Taxe sur le carbone et le nucléaire, rien sur le diesel

2013-09-26T11:20:53+00:00

Après le discours du président de la République, François Hollande, en ouverture de la conférence environnementale, Jean-Marc Ayrault l’a clôturée samedi en focalisant son intervention sur les moyens de financement. Le gouvernement a confirmé l’introduction de la taxe carbone, largement attendue, et d’une autre sur le nucléaire, jusqu’ici peu discutée. Le Premier ministre a ainsi résumé l’axe de financement de la transition énergétique : « Les énergies fossiles et nucléaires seront mobilisées pour atteindre nos objectifs ».

Un financement aigre-flou

Si le dossier de la Contribution climat énergie (CCE) est complètement ficelé, on ne peut pas en dire autant sur le nucléaire. La CCE sera inscrite dans la loi de finances 2014 et montera progressivement en puissance jusqu’en 2016 où elle devra rapporter 4 milliards d’euros (contre 2,5 milliards en 2015). Le gouvernement a d’ores et déjà prévu un allègement de taxe sur les carburants et le fioul domestique en 2014 pour que l’introduction de la CCE soit indolore pour les consommateurs, l’année prochaine en tout cas, et l’exonération des professionnels du transport et de la pêche (provoquant au passage l’ire des agriculteurs).

La contribution financière du parc nucléaire français, bien que longtemps demandée par les écologistes, est en revanche une petite surprise. Rien de précis sur cette taxe, si d’une taxe il s’agit. Aucun montant prévisionnel n’a été précisé pas plus que les modalités : « Pendant toute la durée de vie restante de nos centrales, et tout en assurant une sécurité maximale, notre parc nucléaire sera mis à contribution », a déclaré le Premier ministre, sans plus de détail. Un flou qui ne perturbe pas le sénateur écologiste Ronan Dantec qui y voit un « retour de l’Etat, notamment face à son opérateur historique ». Faire contribuer le nucléaire est aussi « une bonne nouvelle » pour le député Europe Ecologie-Les Verts (EELV) Denis Baupin. « Je ne sais pas quelle forme ça peut prendre, mais le fait que le nucléaire paie la transition est un juste retour, parce qu’on a tellement payé pour le nucléaire ! » s’est-il réjoui. D’aucuns craignent cependant que ce prélèvement sur la rente nucléaire soit un cheval de Troie pour la prolongation tacite des réacteurs au delà de 40 ans…

Réactions

Le Medef s’est dit plutôt rassuré : « On s’engage dans une démarche dans laquelle on sera capable d’ajuster année après année, en fonction de la croissance et des évolutions technologiques, les objectifs et les moyens de les atteindre », a dit l’un de ses responsables, Jean-Pierre Clamadieu. Les professionnels du bâtiment ont obtenu la majorité de leurs demandes, notamment la baisse de la TVA à 5% pour la rénovation thermique.

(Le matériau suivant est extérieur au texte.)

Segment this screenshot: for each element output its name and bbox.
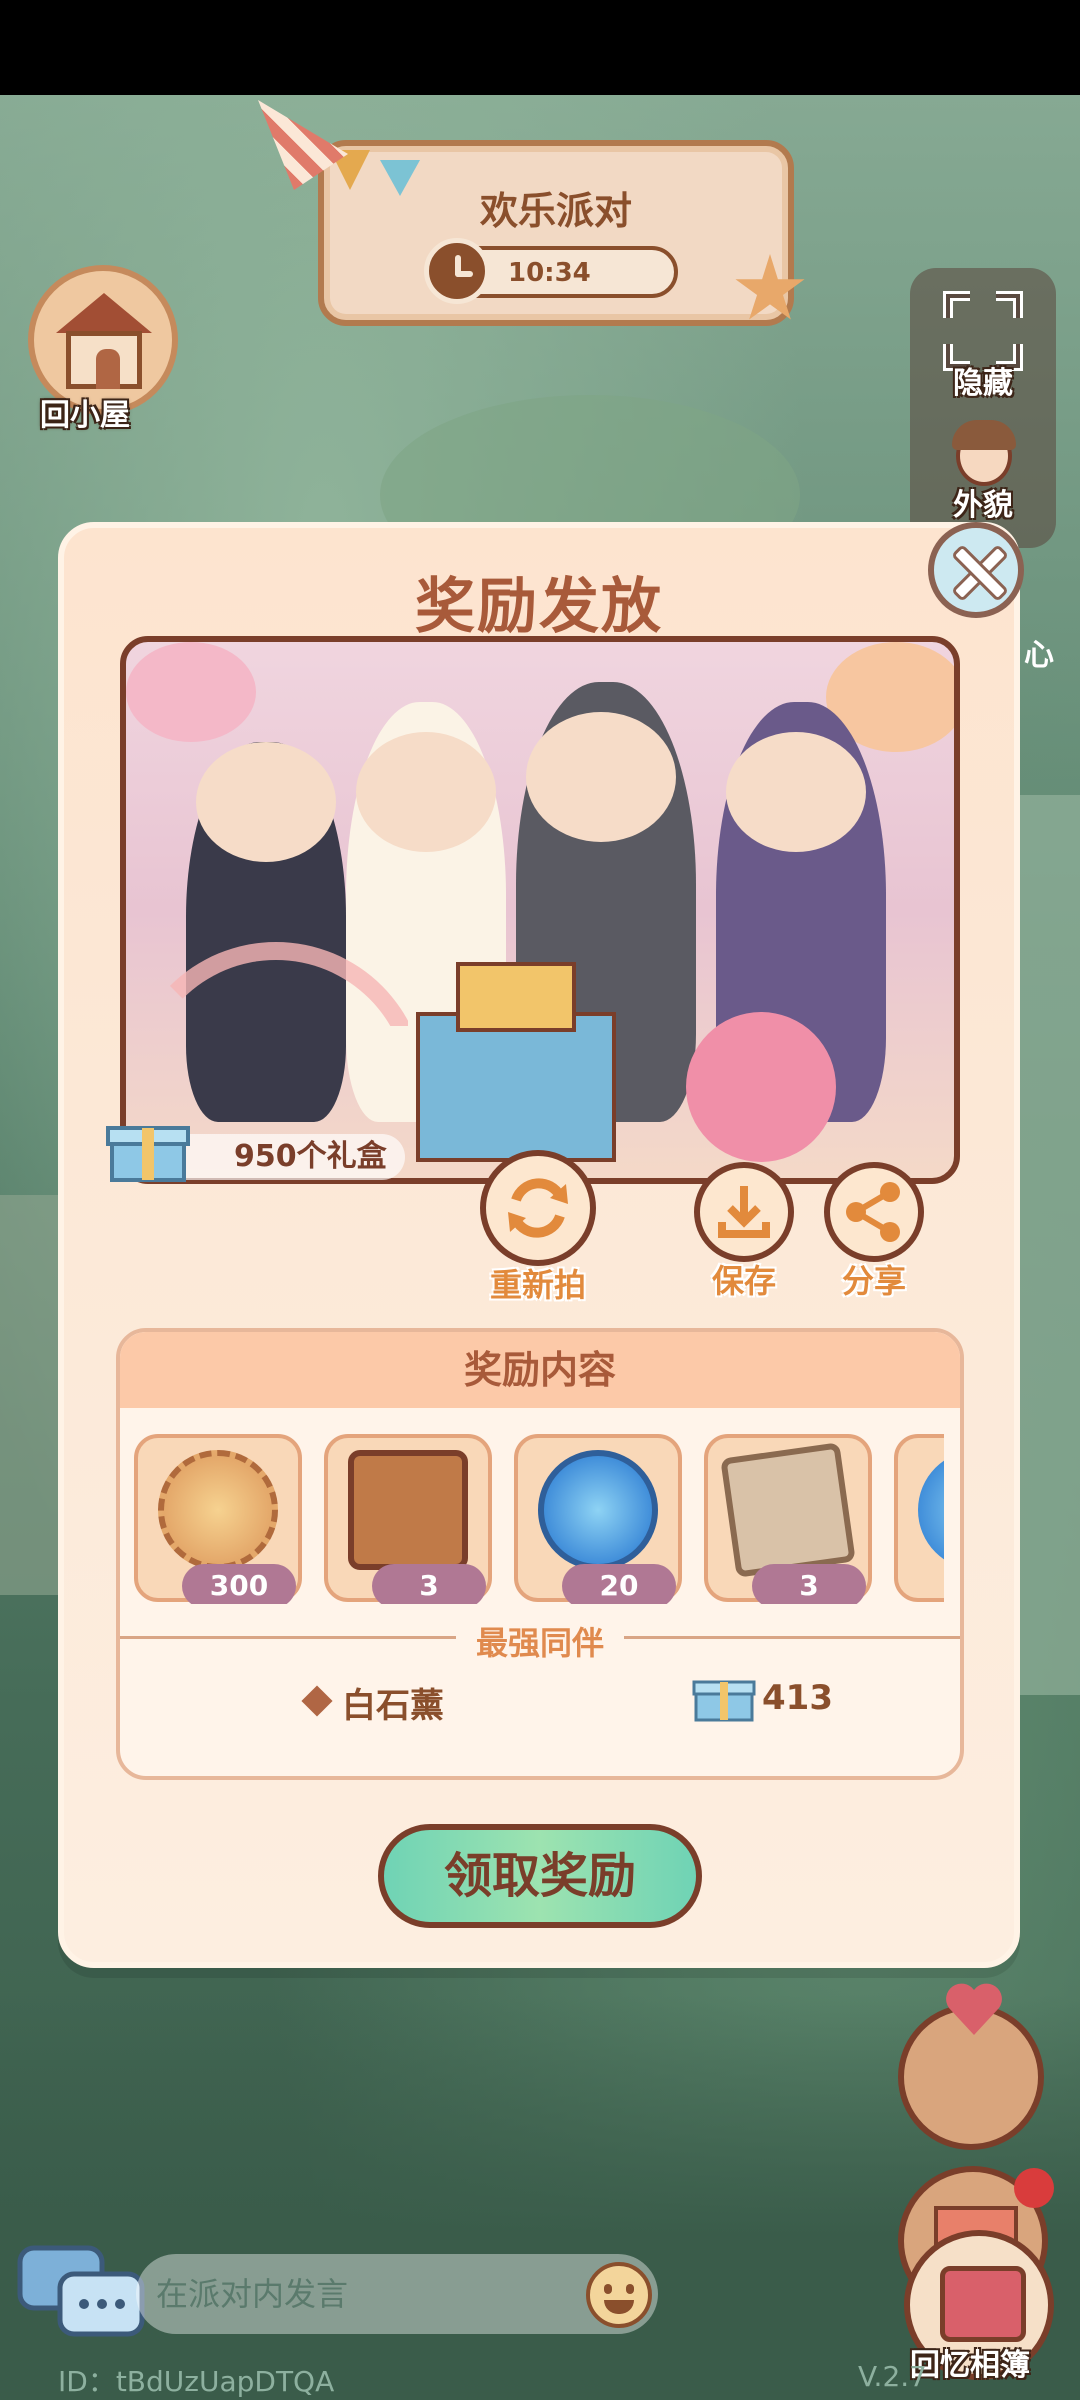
rewards-header: 奖励内容 [120, 1332, 960, 1408]
rewards-panel: 奖励内容 300 3 20 3 最强同伴 白石薰 413 [116, 1328, 964, 1780]
gift-box-icon [106, 1126, 190, 1182]
modal-title: 奖励发放 [415, 572, 663, 642]
right-building [1010, 795, 1080, 1695]
chat-bubble-icon[interactable] [16, 2244, 146, 2340]
reward-item[interactable] [894, 1434, 944, 1602]
character-face [726, 732, 866, 852]
status-bar [0, 0, 1080, 95]
chat-input[interactable]: 在派对内发言 [136, 2254, 658, 2334]
clock-icon [424, 238, 490, 304]
download-icon [694, 1162, 794, 1262]
hide-label[interactable]: 隐藏 [910, 358, 1056, 402]
user-id: ID：tBdUzUapDTQA [58, 2365, 335, 2398]
retake-label[interactable]: 重新拍 [478, 1260, 598, 1306]
bunting-flag-icon [380, 160, 420, 196]
reward-item[interactable]: 20 [514, 1434, 682, 1604]
edge-label: 心 [1024, 638, 1054, 673]
character-face [526, 712, 676, 842]
companion-gift-count: 413 [762, 1678, 833, 1718]
share-button[interactable]: 分享 [822, 1162, 926, 1302]
version-text: V.2.7 [858, 2360, 927, 2393]
share-icon [824, 1162, 924, 1262]
party-photo [120, 636, 960, 1184]
gift-box-decoration [456, 962, 576, 1032]
share-label[interactable]: 分享 [822, 1256, 926, 1302]
party-timer: 10:34 [424, 238, 678, 304]
album-icon [940, 2266, 1026, 2342]
reward-item[interactable]: 300 [134, 1434, 302, 1604]
golden-leaf-coin-icon [158, 1450, 278, 1570]
avatar-hair [952, 420, 1016, 450]
house-icon [56, 293, 152, 333]
character-face [356, 732, 496, 852]
save-label[interactable]: 保存 [692, 1256, 796, 1302]
house-door [96, 349, 120, 389]
gift-box-decoration [416, 1012, 616, 1162]
memory-album-label[interactable]: 回忆相簿 [910, 2340, 1030, 2384]
heart-balloon [686, 1012, 836, 1162]
reward-item[interactable]: 3 [704, 1434, 872, 1604]
save-button[interactable]: 保存 [692, 1162, 796, 1302]
blue-swirl-orb-icon [538, 1450, 658, 1570]
home-label[interactable]: 回小屋 [40, 390, 130, 434]
diamond-icon [301, 1685, 333, 1717]
brown-book-icon [348, 1450, 468, 1570]
timer-text: 10:34 [508, 258, 591, 288]
gift-box-icon [692, 1680, 756, 1722]
heart-gesture-button[interactable] [898, 2004, 1044, 2150]
scroll-map-icon [720, 1442, 856, 1578]
emoji-icon[interactable] [586, 2262, 652, 2328]
reward-items-list[interactable]: 300 3 20 3 [134, 1434, 944, 1604]
reward-item[interactable]: 3 [324, 1434, 492, 1604]
blue-orb-icon [918, 1450, 944, 1570]
reward-count: 20 [562, 1564, 676, 1604]
claim-reward-button[interactable]: 领取奖励 [378, 1824, 702, 1928]
side-panel: 隐藏 外貌 [910, 268, 1056, 548]
appearance-label[interactable]: 外貌 [910, 480, 1056, 524]
reward-count: 3 [752, 1564, 866, 1604]
companion-title: 最强同伴 [120, 1618, 960, 1664]
companion-name: 白石薰 [342, 1686, 444, 1726]
balloon-decoration [126, 642, 256, 742]
refresh-icon [480, 1150, 596, 1266]
notification-dot [1014, 2168, 1054, 2208]
close-button[interactable] [928, 522, 1024, 618]
reward-count: 300 [182, 1564, 296, 1604]
character-face [196, 742, 336, 862]
reward-count: 3 [372, 1564, 486, 1604]
retake-button[interactable]: 重新拍 [478, 1150, 598, 1306]
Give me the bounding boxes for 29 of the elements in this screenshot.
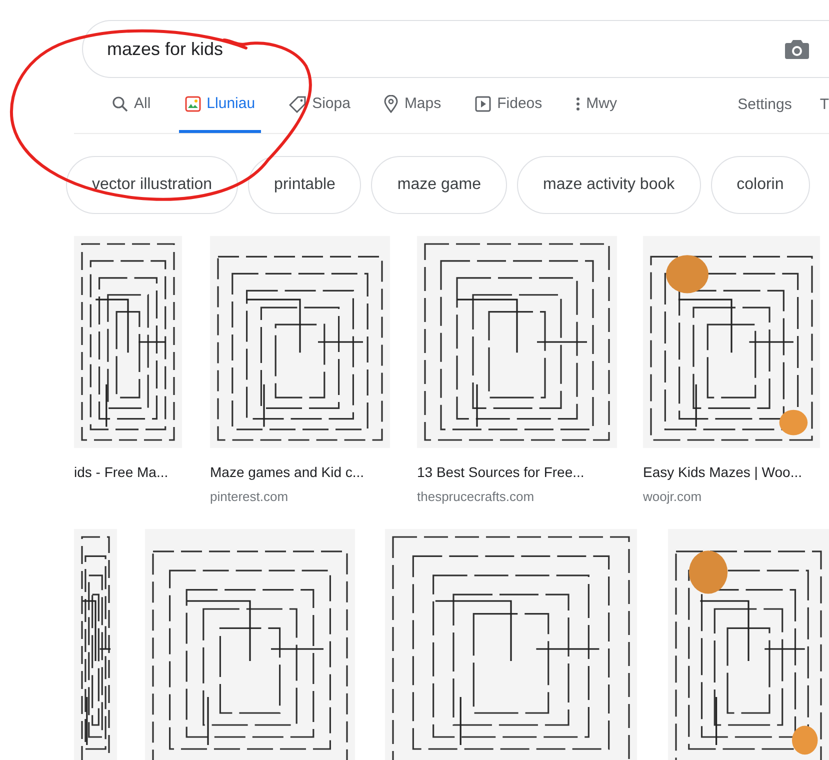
map-pin-icon: [384, 95, 398, 113]
tab[interactable]: Lluniau: [178, 78, 262, 133]
result-title[interactable]: ids - Free Ma...: [74, 462, 182, 483]
search-icon: [112, 96, 128, 112]
tools-link[interactable]: Settings: [738, 94, 792, 117]
search-field[interactable]: mazes for kids: [107, 36, 785, 62]
suggestion-chip[interactable]: maze activity book: [517, 156, 701, 214]
suggestion-chip[interactable]: vector illustration: [66, 156, 238, 214]
suggestion-chip[interactable]: printable: [248, 156, 362, 214]
camera-icon[interactable]: [785, 39, 809, 59]
tools-link[interactable]: T: [820, 94, 829, 117]
result-title[interactable]: Maze games and Kid c...: [210, 462, 390, 483]
more-icon: [576, 97, 580, 111]
result-source: thesprucecrafts.com: [417, 488, 536, 506]
tag-icon: [289, 96, 306, 112]
suggestion-chip[interactable]: colorin: [710, 156, 810, 214]
play-icon: [475, 96, 492, 112]
tab[interactable]: Mwy: [570, 78, 623, 133]
tab[interactable]: Fideos: [469, 78, 548, 133]
image-icon: [184, 96, 201, 112]
result-source: pinterest.com: [210, 488, 290, 506]
search-bar[interactable]: mazes for kids: [82, 20, 829, 78]
tab[interactable]: Maps: [378, 78, 448, 133]
result-title[interactable]: Easy Kids Mazes | Woo...: [643, 462, 820, 483]
result-source: woojr.com: [643, 488, 703, 506]
tab[interactable]: Siopa: [283, 78, 356, 133]
suggestion-chip[interactable]: maze game: [371, 156, 508, 214]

Les ONG sont, elles, déçues. La fondation Nicolas Hulot trouve « incompréhensible » que la problématique de la taxation du diesel n’est même pas été évoquée par Jean-Marc Ayrault. « Un beau discours, des belles envolées mais quand est-ce que cet élan va enfin se traduire dans des faits concrets », a quant à lui regretté Benoit Hartmann de France Nature Environnement.

Noël Mamère s’est lui offusqué des annonces faites qualifiant de « grande opération d’enfumage » cette conférence environnementale. Le député écologiste a appelé les sénateurs et députés de son parti à ne pas voter le budget 2014 en l’état et « je demande aux responsables du parti d’examiner notre présence dans un tel gouvernement », a-t-il ajouté. « Pour ceux qui se sont empressés d’applaudir François Hollande » après son discours vendredi devant le conférence environnementale, « la suite a dû être très brutale quand ils ont entendu Jean-Marc Ayrault samedi défendre une transition écologique version Medef et FNSEA », a grincé le député-maire de Bègles auprès de l’AFP.